Results: Of 1360 included patients, 680 had CD-only and 680 had CD with concurrent TLD. Relative to an unaffected population, CD-only patients were within the normal ranges for TK, LL, and CBVA, though their TPA was lower than an unaffected population. Additionally, CD-only patients had similar knee flexion compensation as unaffected patients, but CD-only patients recruit more pelvic shift than unaffected individuals. In comparing CD patients with and without concurrent TLD, TK and CTPA were higher in the CD-only cohort (p< 0.001). In looking at the patients' upper cervical and cranial parameters, CD-only patients had a smaller C1 slope and SLS than CD-TLD but a larger CBVA (all p< 0.05). CD-only and CD-TLD patients showed significantly different lower limb compensation: SFA, KA, AA, Pelvic Shift, and GSA were all significantly greater in the CD-TLD cohort (all p< 0.001), suggesting that CD patients with concomitant TLD recruit more lower limb compensation for their malalignment. In a sub-analysis of patients with HRQLs, Vas Neck and Leg scores were significantly different between the groups: CD-only patients had higher VAS Neck scores (2.54 vs 2.0, p=0.026) and lower VAS Leg scores (3.2 vs 4.14, p=0.001) than the CD-TLD group and CD patients without severe TLD had a higher NDI score than patients with concurrent severe TLD (28.5 vs 23.8, p=0.028).

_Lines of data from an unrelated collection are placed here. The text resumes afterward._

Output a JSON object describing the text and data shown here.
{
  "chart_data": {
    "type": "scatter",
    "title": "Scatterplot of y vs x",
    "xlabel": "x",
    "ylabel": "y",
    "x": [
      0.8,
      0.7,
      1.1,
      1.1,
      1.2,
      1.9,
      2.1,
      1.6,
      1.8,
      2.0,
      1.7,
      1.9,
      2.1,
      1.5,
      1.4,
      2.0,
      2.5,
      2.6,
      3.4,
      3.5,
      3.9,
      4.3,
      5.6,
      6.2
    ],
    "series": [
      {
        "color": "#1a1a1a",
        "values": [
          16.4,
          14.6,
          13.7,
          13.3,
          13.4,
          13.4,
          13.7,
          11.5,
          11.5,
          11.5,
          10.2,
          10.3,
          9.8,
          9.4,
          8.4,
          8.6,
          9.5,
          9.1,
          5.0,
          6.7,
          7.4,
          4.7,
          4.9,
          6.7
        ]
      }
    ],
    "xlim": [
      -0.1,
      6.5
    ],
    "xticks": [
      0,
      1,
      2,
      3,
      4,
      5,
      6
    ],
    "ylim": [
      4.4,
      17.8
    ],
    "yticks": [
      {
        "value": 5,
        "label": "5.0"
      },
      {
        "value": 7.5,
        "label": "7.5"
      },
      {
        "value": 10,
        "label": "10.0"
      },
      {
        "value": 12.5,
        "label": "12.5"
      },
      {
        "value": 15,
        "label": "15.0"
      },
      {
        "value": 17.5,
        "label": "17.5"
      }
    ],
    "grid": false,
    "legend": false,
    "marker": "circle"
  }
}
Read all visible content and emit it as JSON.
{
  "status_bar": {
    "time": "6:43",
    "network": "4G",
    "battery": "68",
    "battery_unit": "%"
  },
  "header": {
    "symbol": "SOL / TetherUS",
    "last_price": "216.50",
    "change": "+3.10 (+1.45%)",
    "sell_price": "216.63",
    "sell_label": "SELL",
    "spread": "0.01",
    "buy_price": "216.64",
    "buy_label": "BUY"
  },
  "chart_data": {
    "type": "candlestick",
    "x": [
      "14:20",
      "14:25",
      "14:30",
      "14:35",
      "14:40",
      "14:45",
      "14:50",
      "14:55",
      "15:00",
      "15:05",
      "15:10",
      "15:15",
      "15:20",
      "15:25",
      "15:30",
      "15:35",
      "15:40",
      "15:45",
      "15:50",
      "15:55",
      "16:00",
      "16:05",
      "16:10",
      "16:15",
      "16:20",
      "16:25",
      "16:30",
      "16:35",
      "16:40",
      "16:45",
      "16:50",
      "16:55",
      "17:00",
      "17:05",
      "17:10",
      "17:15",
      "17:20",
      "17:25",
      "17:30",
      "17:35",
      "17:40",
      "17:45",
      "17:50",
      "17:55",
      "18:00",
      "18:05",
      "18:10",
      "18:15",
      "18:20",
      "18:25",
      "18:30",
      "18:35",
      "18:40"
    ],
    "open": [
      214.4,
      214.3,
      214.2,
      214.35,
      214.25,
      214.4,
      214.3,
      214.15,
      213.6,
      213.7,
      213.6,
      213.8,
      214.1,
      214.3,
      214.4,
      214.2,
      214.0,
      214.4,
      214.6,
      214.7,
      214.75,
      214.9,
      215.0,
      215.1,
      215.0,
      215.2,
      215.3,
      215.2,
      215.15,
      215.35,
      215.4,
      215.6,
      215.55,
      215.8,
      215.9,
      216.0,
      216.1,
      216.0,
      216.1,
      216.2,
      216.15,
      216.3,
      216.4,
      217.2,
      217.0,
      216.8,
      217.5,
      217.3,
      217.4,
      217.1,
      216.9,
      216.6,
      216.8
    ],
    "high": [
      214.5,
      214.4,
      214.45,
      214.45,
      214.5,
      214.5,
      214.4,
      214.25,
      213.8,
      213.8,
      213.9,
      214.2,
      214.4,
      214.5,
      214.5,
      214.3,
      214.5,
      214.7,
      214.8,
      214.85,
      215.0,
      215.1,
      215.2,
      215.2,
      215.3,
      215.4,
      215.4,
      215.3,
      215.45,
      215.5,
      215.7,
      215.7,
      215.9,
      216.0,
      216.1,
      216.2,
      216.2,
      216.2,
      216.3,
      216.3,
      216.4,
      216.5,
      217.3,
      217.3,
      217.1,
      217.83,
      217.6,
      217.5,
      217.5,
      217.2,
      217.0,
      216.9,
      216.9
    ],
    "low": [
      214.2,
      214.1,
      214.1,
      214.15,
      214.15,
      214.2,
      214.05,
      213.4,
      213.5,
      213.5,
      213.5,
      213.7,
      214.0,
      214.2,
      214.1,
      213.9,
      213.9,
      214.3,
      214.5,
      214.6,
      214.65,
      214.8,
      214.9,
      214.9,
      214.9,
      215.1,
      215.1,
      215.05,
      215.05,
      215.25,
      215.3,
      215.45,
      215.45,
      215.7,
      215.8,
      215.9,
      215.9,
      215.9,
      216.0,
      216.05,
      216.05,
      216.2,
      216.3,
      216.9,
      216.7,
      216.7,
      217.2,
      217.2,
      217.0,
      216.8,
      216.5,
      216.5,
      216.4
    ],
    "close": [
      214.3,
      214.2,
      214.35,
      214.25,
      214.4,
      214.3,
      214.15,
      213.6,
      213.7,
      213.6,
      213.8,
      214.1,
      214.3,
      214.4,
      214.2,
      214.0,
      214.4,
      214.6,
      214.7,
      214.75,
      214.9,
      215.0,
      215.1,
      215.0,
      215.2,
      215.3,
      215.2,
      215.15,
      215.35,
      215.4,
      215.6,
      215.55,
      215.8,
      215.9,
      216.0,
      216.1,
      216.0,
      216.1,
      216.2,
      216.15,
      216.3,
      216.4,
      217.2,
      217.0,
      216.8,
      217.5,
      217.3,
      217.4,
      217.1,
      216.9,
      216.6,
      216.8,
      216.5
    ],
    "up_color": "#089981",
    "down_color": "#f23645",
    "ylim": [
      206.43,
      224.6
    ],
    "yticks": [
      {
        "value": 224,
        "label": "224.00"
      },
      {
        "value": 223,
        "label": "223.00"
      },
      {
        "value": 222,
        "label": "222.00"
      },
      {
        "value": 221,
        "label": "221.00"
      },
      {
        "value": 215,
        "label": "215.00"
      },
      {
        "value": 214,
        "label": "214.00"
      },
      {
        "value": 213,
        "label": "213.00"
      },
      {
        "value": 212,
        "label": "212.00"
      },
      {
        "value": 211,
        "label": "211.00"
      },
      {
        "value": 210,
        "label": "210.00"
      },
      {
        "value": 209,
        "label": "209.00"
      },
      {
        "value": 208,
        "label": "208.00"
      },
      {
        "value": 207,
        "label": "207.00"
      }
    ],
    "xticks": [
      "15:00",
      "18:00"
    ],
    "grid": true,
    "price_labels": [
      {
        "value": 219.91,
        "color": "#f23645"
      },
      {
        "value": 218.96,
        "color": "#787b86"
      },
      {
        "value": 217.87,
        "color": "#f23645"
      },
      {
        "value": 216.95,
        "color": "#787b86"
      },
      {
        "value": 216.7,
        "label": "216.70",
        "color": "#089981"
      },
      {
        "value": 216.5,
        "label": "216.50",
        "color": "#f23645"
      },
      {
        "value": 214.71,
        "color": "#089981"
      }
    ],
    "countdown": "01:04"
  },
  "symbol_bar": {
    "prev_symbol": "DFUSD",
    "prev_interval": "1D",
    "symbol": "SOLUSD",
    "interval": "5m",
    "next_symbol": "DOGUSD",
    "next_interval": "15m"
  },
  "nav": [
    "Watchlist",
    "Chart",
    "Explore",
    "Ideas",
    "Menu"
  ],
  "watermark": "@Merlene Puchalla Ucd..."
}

Conclusions: Patients with only cervical deformity have similar lower limb compensation to an unaffected population, though they have slightly lower TPA and recruit more pelvic shift. Cervical deformity patients with concurrent thoracolumbar deformity recruited more lower limb compensation for their malalignment than patients with only cervical deformity, as shown by an increase in knee and ankle flexion, pelvic shift as well as SFA and GSA. CD-only patients had higher neck pain scores and lower leg pain scores than patients with concurrent TLD.